Consuma(t)tori

 Il capitalismo tende a distribuire gli oggetti che produce al maggior numero possibile di persone allargando la quantità dei consumatori. Se in un primo momento i ritrovati di una tecnologia all’avanguardia sembrano appartenere ad una élite, nel giro di qualche anno i prezzi si abbassano e si amplia il numero dei fruitori. Così è accaduto per l’automobile e per la televisione, che oramai dimorano in più di un esemplare in ogni casa. Lo stesso è capitato con il computer, che, dopo aver .conquistato le più disparate aziende, si è insinuato in quasi tutte le famiglie e oramai regola i rapporti tra pubblica amministrazione e privati. Però c’è un inconveniente, di cui i fan del terzo millennio non tengono conto. I beni prodotti, una volta che si siano diffusi tra tutti i ceti, perdono di pregio. La televisione e gli altri elettrodomestici diventano una normale appendice dei nostri sensi; l’automobile si trasforma in una protesi delle nostre gambe; il computer promette che terrà in letargo il nostro cervello.
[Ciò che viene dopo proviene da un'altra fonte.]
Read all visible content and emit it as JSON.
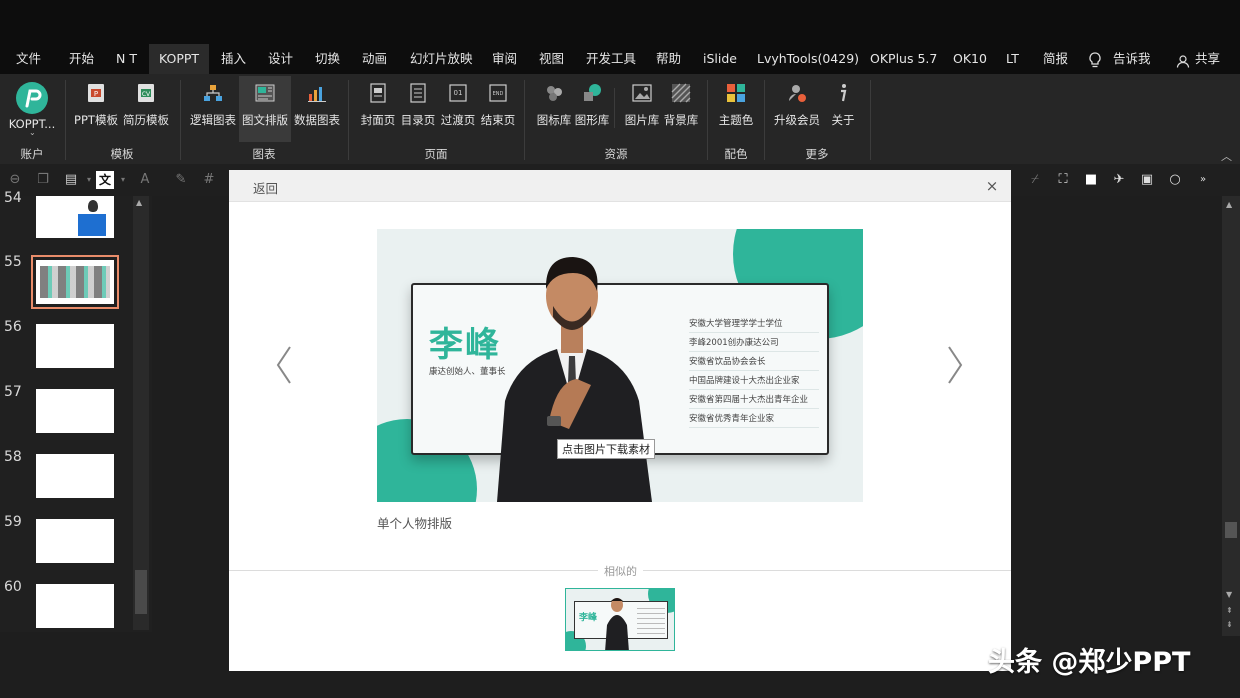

Che fare dei beni che si sono deprezzati? Gettarli via non è possibile perché anche se il loro possesso diviene insignificante, la loro mancanza implica un esilio dalla società. Chi può vivere senza automobile in un’esistenza regolata da frenetici spostamenti? Chi può privarsi della televisione senza rimanere all’oscuro delle notizie necessarie per la vita spicciola? Per di più se la maggioranza rinunciasse ai prodotti di largo consumo la società imploderebbe dal momento che non potrebbe smerciare, vale a dire smaltire ciò che produce.

 

La pubblicità ti induce subdolamente a compiere quelle azioni che non avresti eseguito di tua iniziativa: acquistare quel prodotto fino a quel momento sconosciuto, votare per quel candidato di cui ignoravi perfino l’esistenza. Abbatte l’indifferenza nei confronti della politica e ti incita a considerare il mondo come una cosa seria, approva e disapprova i tuoi comportamenti secondo regole prefissate. È come la forza di gravità, che noi on percepiamo, ma ci consente di camminare eretti sul suolo e di non nuotare sollevati nell’aria. Grazie alla pubblicità la vita procede senza ostacoli verso un fine a tutti comune: consumare la maggior quantità possibile dei beni prodotti dall’industria della felicità generale, essere pienamente soddisfatti dell’esistenza malgrado l’ossessivo ripetersi di “piccoli inconvenienti”.

 

Secondo Cacciari tra i bisogni dell’uomo ci sarebbe quello di riconoscersi individuo pensante e libero. Questa esigenza viene sistematicamente infranta dalla civiltà di massa, che preferisce avere membri anonimi e docili ai suoi richiami.

 

In genere gli uomini di mondo parlano molto sia con i conoscenti sia con gli estranei, ma non fanno che ripetere discorsi banali.